Alisha Khalid, la jeunesse sous-vide*

Aujourd’hui, on ne prétendra pas vous expliquer ce que personne n’arrive à comprendre.

Pont de l’A15, Argenteuil, en contrebas de la rue des Saules – Le Parisien ©

Le meurtre prémédité d’Alisha Khalid est une atrocité qui vide les mots de leur substance.

On ne saurait écrire une phrase qui pourrait contenir toute la peine du monde, ni un texte qui saurait en prendre la mesure exacte. Les mots meurent et le silence les oublie.

Pourtant, celles et ceux qui ont connus Alisha ne l’oublieront pas. Certains essaieront de toutes leurs forces, ivres de douleur cannabiques ou autres. La plupart vivront avec comme tous ceux qui ont, un jour, perdu un camarade de classe sur le chemin de retour de l’école.
Contrairement à ce que l’assertion usuelle dit, les enfants ne sont pas innocents, les enfants ne sont pas des anges. Celui ou celle que vous pensez connaître est capable de choses que vous ne pourrez jamais admettre, « mon fils n’est pas comme ça, il a été entrainé », « ma fille n’est pas comme ça, elle a été influencée », sont les excuses habituelles de parents qui font connaissance avec leur enfant devant un juge. Les valeurs que vous pensez transmettre ne sont pas toujours celles que votre enfant reçoit.

Lieu où le corps d’Alisha Khalid a été retrouvé

Lorsqu’un enfant est violent, on dit que c’est la société qui est coupable. 

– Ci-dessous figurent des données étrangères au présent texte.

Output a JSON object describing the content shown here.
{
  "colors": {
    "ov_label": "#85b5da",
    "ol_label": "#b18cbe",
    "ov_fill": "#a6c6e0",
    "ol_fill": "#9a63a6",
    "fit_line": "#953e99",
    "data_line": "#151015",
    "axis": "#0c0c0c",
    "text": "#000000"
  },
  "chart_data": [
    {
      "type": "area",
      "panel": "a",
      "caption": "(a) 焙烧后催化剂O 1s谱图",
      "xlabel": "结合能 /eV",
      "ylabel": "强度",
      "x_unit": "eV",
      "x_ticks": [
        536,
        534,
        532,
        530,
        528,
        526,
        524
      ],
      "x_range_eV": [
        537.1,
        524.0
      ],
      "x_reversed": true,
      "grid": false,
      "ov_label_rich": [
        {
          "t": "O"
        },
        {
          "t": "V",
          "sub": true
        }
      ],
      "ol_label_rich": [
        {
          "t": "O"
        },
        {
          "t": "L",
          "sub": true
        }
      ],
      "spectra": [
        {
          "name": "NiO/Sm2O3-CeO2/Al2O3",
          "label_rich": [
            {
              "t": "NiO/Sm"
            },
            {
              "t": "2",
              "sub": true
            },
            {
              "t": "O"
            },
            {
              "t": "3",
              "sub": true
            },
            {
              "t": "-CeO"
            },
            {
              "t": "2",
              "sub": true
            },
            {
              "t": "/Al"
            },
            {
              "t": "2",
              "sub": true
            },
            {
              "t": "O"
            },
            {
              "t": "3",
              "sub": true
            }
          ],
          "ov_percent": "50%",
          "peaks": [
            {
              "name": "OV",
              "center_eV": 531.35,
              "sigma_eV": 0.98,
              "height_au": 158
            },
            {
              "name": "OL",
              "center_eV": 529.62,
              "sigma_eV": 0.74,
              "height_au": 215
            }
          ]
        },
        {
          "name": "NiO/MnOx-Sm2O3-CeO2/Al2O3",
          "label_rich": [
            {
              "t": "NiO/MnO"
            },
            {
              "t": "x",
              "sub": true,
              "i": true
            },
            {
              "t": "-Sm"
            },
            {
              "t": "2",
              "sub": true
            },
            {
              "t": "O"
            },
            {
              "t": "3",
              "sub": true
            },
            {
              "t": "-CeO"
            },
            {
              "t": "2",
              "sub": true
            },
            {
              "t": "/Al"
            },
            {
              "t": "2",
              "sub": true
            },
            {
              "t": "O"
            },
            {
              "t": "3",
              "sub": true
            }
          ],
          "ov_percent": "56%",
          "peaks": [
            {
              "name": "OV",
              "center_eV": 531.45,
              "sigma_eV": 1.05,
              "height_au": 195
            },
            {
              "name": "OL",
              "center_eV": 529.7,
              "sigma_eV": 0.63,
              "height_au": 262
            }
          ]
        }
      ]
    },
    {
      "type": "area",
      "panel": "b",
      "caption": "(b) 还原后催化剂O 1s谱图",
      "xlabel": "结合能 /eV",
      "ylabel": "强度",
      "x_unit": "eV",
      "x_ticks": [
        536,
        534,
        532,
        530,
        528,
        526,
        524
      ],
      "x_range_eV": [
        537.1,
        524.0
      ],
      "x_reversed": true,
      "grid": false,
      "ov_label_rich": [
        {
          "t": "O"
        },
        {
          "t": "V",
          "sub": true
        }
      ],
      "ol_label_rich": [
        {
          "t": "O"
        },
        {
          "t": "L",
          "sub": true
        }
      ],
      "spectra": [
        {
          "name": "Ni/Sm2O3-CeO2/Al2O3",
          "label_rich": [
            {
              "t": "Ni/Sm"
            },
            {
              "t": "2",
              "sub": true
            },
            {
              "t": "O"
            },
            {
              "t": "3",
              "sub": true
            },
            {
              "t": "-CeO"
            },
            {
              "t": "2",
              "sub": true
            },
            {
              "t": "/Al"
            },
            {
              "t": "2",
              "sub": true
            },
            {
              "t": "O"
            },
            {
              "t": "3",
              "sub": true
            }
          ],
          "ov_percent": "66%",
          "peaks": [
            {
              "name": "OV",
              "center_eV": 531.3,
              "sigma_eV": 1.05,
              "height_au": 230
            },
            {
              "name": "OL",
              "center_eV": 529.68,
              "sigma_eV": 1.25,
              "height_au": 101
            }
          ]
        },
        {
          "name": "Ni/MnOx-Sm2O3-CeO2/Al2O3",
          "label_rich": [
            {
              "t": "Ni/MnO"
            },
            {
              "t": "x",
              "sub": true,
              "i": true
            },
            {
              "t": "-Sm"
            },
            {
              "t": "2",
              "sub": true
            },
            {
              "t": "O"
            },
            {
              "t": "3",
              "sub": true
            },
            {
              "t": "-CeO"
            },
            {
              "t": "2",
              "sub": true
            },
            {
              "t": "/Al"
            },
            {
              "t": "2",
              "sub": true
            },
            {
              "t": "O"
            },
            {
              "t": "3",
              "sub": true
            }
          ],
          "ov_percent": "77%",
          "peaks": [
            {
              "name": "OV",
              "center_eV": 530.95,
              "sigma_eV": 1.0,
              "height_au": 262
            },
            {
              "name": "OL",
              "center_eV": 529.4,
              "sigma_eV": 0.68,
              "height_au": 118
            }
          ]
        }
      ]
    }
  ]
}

C’est sans doute facile de charger la barque de la société, ce fourre tout conceptuel, cette structure métaphysique à laquelle nous sommes tous censés appartenir. La jeunesse est la période d’apprentissage de la vie en société, c’est un moment charnière, un espace-temps périlleux en temps normal qui l’est encore plus au temps du covid19.

On ne se rend pas compte de l’impact de cette crise sanitaire sur la jeunesse. Cette jeunesse qui retourne sa souffrance contre elle, ces jeunes qui se tabassent mutuellement pour des raisons qui semblent futiles à celles à ceux qui font semblant de ne pas comprendre. Comment affronter l’angoisse d’arriver dans un monde adulte en ruine ?

J’entends des « de mon temps, c’était différent » mais qui a suffisamment fait le tour de son époque pour pouvoir la résumer ?

Puis on nous parle du problème du cyberharcèlement, de Snapchat, des images censées disparaitre sans s’interroger sur la nature humaine qui finit toujours par retourner contre l’homme l’outil qui était censé le rapprocher des autres.

Lorsque, le jour de l’annonce de la mort d’Alisha Khalid, nous avons vu dans les statistiques du site un nombre conséquent de vues qui nous venaient du Pakistan, on s’est dit que, quelque part sur cette planète, des gens avaient besoin de nous, on s’est dit qu’après nos articles sur Cyntoia Brown, sur Mahohon, Goo Hara, ces gens savaient que nous seront présents pour eux. 
Alors, oui, nos phrases, nos mots sont sans doute pleins de bons sentiments, des phrases bateaux pleines de mots-valises, pleins de pathos, pleins de tout ce qui fait transpirer les vampires avides de sang frais et de soirées Adrenochrome. 

Car il est de bon ton, lorsqu’on est un artiste, d’être libre, c’est à dire, de justifier toutes les ignominies par l’importance de la recherche artistique.  

Dans ces circonstances où on ne peut même plus se prendre dans les bras mutuellement, entre ces religions qui enferment l’homme et ces libertés qui le rendent esclave de ses passions, quelle place pour la jeunesse qui cherche à se frayer un chemin ?

Alisha Khalid

Nous nous associons à la démarche d’Eva Longoria de Yanis Marshall et nous vous invitons à participer à la cagnotte lancée pour aider la famille d’Alisha Khalid.

*Pour les préserver, on leur retire l’oxygène.